We were very sorry to learn of the death of Henri Mendras (1927-2003), who was an extremely acute observer of contemporary societies and, through his unfailingly forceful analyses, made a significant contribution to studies of the future of societies. He was a founder member of what was to become the "Futuribles group" and took part in our activities from the very beginning right up to his death, always observing the changes in Western society with a keen and penetrating gaze.
In his memory Bruno Hérault has compiled a text including substantial extracts from his works which were particularly significant markers in Henri Mendras' intellectual development.
First, La Fin des paysans (published in 1967 by Futuribles), a book in which Henri Mendras described with remarkable clairvoyance the profound changes occurring in agriculture and the life of the countryside, a "possible future" (futurible) that is still strikingly relevant.

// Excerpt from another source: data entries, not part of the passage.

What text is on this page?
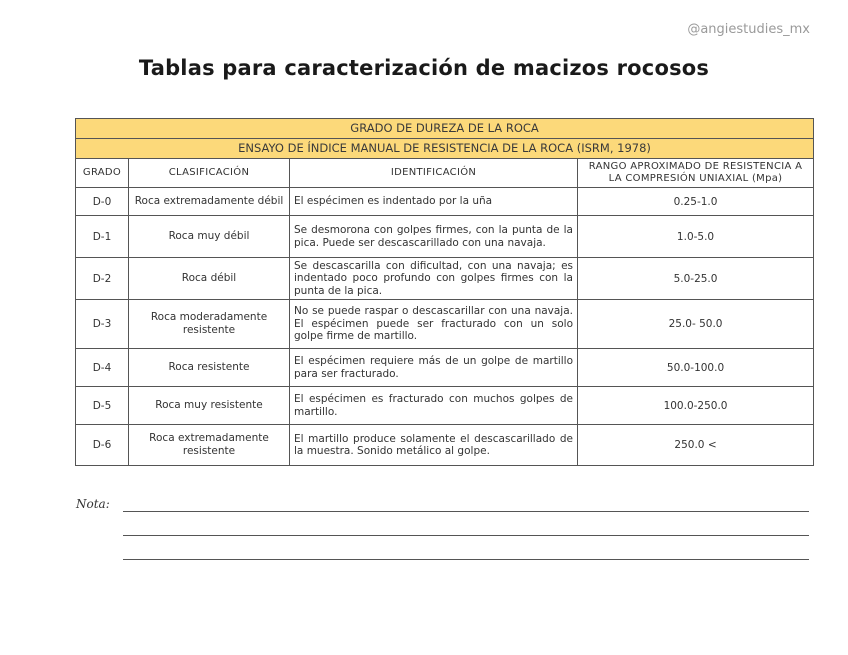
@angiestudies_mx
Tablas para caracterización de macizos rocosos
GRADO DE DUREZA DE LA ROCA			
ENSAYO DE ÍNDICE MANUAL DE RESISTENCIA DE LA ROCA (ISRM, 1978)			
GRADO	CLASIFICACIÓN	IDENTIFICACIÓN	RANGO APROXIMADO DE RESISTENCIA A LA COMPRESIÓN UNIAXIAL (Mpa)
D-0	Roca extremadamente débil	El espécimen es indentado por la uña	0.25-1.0
D-1	Roca muy débil	Se desmorona con golpes firmes, con la punta de la pica. Puede ser descascarillado con una navaja.	1.0-5.0
D-2	Roca débil	Se descascarilla con dificultad, con una navaja; es indentado poco profundo con golpes firmes con la punta de la pica.	5.0-25.0
D-3	Roca moderadamente resistente	No se puede raspar o descascarillar con una navaja. El espécimen puede ser fracturado con un solo golpe firme de martillo.	25.0- 50.0
D-4	Roca resistente	El espécimen requiere más de un golpe de martillo para ser fracturado.	50.0-100.0
D-5	Roca muy resistente	El espécimen es fracturado con muchos golpes de martillo.	100.0-250.0
D-6	Roca extremadamente resistente	El martillo produce solamente el descascarillado de la muestra. Sonido metálico al golpe.	250.0 <
Nota:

Then La Seconde Révolution française (Paris: Gallimard, 1988) and, 14 years later, La France que je vois (Paris: Autrement, 2002); in these works Henri Mendras analysed the major changes taking place in French society (what he called "belated modernity"), while showing how things that other commentators criticized as shortcomings could be read more positively: for example, "individualism brings out its opposite, the strengthening of social relationships"; "if the two-tier society is frightening, this is because equality has made such great strides that any inequality has become intolerable".